The two complaints filed earlier this week to stop the Bush Administration's domestic spying program need a lot of help to succeed. In fact, it will take something akin to a legal Hail Mary just to get the federal courts to order the government to turn over some of its wiretap information, never mind actually get the program halted. But miracles happen sometimes, even in the law, and the plaintiffs in the New York and Michigan cases at least have a little momentum going for them.
They arrive on the scene, making their claims, at a time when there is a great deal of distrust among judges for the national security claims offered by administration officials. The deference initially given to the White House by genuflecting federal judges just after the terror attacks of 9/11 has given way to skepticism and in some instances downright cynicism. No more will the courts simply take at face value the "national security arguments" made by shadowy government agents — they have been burned too often since 2001 by hyperbole, exaggeration and sometimes even outright lies.
But that's about all the American Civil Liberties Union and the Center for Constitutional Rights have on their side as they begin a quixotic quest to open up and then shut down the administration's chamber of secrets. They contend that the spy program "is substantially impairing" their "ability to obtain information from sources abroad, to locate witnesses, to represent their clients, to conduct scholarship, and to engage in advocacy." Arrayed against them is a White House that has made it clear it will cry "national security" and "executive power" and "war on terror" at every step of this process. In law schools, geeky constitutional law professors conjure up fact patterns like this to stump their overwhelmed students. Only this time it's real.
The complaints are fascinating because they offer rare insight into what the domestic spy program really does and what types of people may be affected by it. In the Michigan complaint, for example, we learn, some of us for the first time, precisely how the surveillance occurs. "NSA-controlled satellite dishes," some in the States, "access communications that are transmitted via satellite," the complaint alleges. Also, according to the plaintiffs, "the NSA works with telecommunications companies to access communications that pass through switches controlled by these companies." Finally, they charge, "the NSA works with Internet providers and telecommunications companies to access communications transmitted over the Internet."
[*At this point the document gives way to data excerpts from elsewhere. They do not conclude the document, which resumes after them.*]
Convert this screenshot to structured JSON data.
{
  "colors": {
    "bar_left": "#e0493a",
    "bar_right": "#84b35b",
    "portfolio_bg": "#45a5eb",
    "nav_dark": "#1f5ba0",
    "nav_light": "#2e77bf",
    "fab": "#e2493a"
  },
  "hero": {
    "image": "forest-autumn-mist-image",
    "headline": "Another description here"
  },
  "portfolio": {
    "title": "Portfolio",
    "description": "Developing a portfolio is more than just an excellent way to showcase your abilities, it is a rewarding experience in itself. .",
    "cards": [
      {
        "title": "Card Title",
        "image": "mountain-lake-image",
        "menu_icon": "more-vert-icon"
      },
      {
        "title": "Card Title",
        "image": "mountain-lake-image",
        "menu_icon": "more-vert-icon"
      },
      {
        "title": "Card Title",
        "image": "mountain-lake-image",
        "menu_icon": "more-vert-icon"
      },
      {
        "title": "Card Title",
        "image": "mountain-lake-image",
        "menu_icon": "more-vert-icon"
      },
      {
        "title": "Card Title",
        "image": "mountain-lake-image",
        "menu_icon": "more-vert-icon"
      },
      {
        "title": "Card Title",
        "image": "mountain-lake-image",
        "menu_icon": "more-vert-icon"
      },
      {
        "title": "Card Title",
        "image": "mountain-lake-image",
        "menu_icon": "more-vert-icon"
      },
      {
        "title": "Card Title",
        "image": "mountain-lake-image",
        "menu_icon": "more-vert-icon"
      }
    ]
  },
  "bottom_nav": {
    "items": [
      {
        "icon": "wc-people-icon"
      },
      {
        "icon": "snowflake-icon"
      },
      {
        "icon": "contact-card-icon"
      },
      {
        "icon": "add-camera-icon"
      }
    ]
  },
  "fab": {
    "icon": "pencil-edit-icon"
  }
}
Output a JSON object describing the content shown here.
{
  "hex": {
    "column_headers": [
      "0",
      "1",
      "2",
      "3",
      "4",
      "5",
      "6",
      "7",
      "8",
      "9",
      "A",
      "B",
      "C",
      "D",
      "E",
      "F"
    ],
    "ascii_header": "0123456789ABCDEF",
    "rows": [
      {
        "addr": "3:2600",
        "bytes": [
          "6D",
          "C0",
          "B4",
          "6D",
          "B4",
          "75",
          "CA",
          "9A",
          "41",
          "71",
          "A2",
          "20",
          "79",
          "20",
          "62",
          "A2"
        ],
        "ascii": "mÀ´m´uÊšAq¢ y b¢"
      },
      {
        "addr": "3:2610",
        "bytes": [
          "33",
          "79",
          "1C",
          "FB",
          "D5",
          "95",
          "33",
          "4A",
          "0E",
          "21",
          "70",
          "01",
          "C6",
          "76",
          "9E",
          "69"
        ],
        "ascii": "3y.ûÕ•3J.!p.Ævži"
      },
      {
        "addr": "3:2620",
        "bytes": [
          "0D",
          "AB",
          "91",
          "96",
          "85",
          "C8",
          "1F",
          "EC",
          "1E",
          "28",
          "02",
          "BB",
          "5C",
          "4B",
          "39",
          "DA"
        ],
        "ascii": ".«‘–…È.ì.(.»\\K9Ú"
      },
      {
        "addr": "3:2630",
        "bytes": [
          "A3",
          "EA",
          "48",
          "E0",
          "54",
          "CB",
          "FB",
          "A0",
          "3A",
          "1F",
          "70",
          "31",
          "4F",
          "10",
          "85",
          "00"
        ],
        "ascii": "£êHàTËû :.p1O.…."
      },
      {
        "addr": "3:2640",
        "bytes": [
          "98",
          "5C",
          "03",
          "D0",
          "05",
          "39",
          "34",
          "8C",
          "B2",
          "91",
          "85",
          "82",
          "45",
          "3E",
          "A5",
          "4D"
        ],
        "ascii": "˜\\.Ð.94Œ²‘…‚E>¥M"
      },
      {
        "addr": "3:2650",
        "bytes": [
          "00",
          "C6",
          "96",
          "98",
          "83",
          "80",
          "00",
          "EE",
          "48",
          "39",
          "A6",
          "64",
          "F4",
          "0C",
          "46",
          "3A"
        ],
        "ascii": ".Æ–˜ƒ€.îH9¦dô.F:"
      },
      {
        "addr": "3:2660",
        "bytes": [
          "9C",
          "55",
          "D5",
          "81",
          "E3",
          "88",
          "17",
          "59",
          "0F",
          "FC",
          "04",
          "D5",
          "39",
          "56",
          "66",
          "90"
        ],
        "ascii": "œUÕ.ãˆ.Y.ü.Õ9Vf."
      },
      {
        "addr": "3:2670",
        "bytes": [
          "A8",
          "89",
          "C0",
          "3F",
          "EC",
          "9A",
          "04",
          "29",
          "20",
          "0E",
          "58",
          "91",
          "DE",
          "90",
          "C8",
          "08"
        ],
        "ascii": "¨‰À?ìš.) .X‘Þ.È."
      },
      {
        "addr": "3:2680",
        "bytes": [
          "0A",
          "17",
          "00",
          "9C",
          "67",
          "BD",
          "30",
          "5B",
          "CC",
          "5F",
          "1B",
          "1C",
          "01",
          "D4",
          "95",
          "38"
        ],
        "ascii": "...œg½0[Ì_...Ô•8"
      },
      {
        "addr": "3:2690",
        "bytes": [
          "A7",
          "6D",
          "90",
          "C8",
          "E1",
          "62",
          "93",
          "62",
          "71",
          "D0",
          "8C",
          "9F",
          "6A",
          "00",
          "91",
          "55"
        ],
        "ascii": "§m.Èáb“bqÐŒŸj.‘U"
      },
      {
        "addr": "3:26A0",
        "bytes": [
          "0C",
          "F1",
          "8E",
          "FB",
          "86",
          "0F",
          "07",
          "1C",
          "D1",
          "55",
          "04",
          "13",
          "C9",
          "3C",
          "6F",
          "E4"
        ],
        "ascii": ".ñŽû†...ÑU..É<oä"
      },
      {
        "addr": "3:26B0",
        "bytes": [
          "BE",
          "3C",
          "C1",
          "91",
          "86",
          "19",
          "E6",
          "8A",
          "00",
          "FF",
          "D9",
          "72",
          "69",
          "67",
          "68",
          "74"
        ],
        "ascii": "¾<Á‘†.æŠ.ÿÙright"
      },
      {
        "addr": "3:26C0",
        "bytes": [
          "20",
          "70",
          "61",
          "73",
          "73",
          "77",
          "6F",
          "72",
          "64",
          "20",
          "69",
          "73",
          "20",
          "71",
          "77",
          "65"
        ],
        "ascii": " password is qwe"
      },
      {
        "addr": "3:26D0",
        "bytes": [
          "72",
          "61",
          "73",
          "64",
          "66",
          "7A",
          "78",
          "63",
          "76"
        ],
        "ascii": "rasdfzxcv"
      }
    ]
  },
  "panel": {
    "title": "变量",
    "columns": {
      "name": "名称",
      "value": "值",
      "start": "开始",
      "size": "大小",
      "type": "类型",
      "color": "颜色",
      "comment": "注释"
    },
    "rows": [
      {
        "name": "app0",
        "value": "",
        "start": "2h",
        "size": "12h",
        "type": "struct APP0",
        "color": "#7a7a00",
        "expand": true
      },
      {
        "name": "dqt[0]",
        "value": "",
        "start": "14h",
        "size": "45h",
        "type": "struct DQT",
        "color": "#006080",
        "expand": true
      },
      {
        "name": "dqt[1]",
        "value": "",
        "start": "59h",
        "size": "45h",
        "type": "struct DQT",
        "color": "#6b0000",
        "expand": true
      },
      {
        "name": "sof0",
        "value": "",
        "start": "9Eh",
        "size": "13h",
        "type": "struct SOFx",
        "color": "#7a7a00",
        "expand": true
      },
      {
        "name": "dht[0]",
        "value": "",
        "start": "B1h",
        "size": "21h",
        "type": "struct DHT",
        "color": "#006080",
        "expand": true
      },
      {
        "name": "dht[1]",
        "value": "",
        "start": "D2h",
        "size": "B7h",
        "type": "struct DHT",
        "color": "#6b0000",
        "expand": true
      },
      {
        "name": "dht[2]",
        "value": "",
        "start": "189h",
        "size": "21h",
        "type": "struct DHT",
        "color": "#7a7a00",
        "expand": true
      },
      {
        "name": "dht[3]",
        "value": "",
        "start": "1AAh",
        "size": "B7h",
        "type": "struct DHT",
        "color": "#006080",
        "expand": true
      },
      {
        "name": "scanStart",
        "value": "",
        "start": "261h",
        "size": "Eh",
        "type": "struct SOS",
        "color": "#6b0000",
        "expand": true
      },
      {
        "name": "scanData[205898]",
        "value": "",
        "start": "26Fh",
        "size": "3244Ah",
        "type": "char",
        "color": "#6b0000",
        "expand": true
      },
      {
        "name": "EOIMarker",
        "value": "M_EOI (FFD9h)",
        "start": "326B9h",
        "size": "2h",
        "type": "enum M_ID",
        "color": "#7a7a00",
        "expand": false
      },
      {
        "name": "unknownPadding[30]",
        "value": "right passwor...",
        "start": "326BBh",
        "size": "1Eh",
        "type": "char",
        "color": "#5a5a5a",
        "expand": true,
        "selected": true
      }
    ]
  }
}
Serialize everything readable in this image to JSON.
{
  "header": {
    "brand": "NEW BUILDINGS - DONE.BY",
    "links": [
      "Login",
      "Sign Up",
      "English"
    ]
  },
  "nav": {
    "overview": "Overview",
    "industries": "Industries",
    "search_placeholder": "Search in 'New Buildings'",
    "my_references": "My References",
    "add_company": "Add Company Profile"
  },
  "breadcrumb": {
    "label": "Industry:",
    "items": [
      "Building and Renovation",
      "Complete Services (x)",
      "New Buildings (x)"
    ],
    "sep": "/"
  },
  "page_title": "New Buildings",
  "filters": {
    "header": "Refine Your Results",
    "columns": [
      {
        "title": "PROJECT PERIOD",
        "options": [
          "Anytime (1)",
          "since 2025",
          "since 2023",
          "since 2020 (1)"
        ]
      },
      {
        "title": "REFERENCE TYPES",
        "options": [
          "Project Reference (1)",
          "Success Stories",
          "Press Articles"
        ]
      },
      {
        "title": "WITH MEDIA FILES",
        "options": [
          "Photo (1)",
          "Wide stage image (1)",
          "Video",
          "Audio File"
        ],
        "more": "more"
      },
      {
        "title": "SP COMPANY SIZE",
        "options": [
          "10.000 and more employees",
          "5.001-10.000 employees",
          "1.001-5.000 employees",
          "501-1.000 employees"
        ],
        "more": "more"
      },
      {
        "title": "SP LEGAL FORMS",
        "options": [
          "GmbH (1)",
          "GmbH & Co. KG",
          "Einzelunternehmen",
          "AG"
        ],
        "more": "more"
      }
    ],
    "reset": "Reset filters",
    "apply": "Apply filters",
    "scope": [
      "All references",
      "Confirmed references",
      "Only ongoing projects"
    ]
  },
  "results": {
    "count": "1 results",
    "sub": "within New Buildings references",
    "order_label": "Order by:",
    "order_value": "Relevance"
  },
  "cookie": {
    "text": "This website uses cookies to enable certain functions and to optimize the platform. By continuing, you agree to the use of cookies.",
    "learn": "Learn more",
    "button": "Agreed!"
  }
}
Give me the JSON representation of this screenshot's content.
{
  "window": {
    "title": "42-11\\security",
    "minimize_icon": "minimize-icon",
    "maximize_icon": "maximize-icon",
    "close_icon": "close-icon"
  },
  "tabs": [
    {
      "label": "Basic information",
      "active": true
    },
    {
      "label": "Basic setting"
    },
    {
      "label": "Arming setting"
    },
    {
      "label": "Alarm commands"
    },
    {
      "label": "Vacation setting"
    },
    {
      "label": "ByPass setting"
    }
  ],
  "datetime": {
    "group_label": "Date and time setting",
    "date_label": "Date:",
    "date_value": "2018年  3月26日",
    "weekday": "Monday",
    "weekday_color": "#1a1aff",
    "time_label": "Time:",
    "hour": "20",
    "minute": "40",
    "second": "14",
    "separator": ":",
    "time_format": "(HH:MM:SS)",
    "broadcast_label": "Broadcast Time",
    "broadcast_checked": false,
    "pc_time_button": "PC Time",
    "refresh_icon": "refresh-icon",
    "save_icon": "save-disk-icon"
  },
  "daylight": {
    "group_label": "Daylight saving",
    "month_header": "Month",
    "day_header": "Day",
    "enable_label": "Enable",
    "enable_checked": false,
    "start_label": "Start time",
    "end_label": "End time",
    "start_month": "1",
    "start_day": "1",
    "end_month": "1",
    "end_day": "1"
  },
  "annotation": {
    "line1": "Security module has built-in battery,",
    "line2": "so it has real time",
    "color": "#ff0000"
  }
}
Once the NSA has access to the information, the complaint continues, "it uses artificial intelligence aids to search for keywords and analyze patterns in millions of communications at any given time." You do not need to be an expert in technology to realize just how broad that level of surveillance could be. And you do not need an MBA to acknowledge that those private companies that are cooperating with the NSA aren't going to be asking too many questions on behalf of any of the targets of the surveillance. Indeed, through these methods, the Michigan complaint alleges, "the NSA intercepts the contents of the communications of as many as a thousand people inside the United States at any one time."